Рэлико топнула ногой, досадуя на себя. Глупые мысли, тщетные! Ланеж ведь ясно сказал — иди. Спокойно, уверенно, глядя ей в глаза…

Снова стало мучительно холодно в груди.

Ланеж… Ушла с их поляны вместе с Рихардом, даже не попрощалась, не поблагодарила как следует за подарок…

А вдруг он все слышал? А вдруг недоволен ей, счел ее неблагодарной?..

Воспользовавшись тем, что молодой человек шел на полшага впереди, Рэлико оглянулась, попыталась высмотреть снежного бога среди деревьев, но Рихард вновь поскользнулся, и она поспешила его поддержать.

Глупости. Никаких знаков. Наверное, Рихард от волнения под ноги толком не смотрит, вот и результат…

На углу Пекарской он неожиданно остановился, быстро оглянулся — и, никого не увидев вокруг, порывисто привлек девушку к себе.

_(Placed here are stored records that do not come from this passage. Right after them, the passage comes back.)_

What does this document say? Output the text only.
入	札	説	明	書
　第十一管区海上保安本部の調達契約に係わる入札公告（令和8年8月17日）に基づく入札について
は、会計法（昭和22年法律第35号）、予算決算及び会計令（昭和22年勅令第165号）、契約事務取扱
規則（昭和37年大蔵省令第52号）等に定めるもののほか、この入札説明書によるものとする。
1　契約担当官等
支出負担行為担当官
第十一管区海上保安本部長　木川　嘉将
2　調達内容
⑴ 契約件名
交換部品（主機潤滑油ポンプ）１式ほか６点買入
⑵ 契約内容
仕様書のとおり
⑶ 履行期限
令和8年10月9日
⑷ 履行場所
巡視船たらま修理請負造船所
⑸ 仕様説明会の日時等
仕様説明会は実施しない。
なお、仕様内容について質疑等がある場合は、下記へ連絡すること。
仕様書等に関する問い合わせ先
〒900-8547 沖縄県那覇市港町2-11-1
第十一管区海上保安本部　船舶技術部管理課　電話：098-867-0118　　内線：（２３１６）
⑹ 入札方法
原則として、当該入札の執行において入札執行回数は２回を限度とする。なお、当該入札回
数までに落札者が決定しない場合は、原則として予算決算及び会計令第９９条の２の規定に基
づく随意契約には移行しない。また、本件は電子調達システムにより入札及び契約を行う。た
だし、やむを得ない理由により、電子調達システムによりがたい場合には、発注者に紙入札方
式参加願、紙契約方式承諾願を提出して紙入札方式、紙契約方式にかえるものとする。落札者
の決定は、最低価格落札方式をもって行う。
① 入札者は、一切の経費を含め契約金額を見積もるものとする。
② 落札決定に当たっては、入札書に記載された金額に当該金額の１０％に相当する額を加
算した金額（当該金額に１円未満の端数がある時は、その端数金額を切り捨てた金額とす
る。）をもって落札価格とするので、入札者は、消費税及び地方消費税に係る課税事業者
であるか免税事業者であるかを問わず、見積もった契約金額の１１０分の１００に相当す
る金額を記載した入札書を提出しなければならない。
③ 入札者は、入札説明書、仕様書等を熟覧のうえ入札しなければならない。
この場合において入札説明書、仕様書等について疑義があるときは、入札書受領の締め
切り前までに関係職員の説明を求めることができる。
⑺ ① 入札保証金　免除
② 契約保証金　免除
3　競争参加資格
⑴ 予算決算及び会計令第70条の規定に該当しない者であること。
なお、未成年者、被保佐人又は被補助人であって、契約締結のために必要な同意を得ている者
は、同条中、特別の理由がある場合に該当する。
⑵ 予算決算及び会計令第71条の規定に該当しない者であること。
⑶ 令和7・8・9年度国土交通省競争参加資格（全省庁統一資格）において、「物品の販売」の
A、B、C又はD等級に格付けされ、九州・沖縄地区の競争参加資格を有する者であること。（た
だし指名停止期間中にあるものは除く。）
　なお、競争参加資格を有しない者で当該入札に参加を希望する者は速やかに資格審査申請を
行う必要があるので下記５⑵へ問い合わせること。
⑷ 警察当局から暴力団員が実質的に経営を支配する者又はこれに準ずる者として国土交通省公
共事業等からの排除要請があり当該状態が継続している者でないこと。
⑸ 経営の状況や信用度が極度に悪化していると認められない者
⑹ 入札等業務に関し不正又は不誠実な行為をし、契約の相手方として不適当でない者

— Я так счастлив, Рэлико, что, боюсь, сейчас не подходящий момент для появления перед твоей семьей, — срывающимся, хриплым голосом пробормотал Рихард. — Я пытался немного успокоиться в дороге, взять себя в руки, но я пока не властен над собой. Я… вечером приду к вам, не сейчас. Можно?

Непривычно видеть его так близко…

— Конечно, — кивнула она, выдавив улыбку. — Мне сказать матушке?..

— Она все равно догадается, — улыбнулся Рихард чуть подрагивающими от волнения губами. — Увидит кольцо.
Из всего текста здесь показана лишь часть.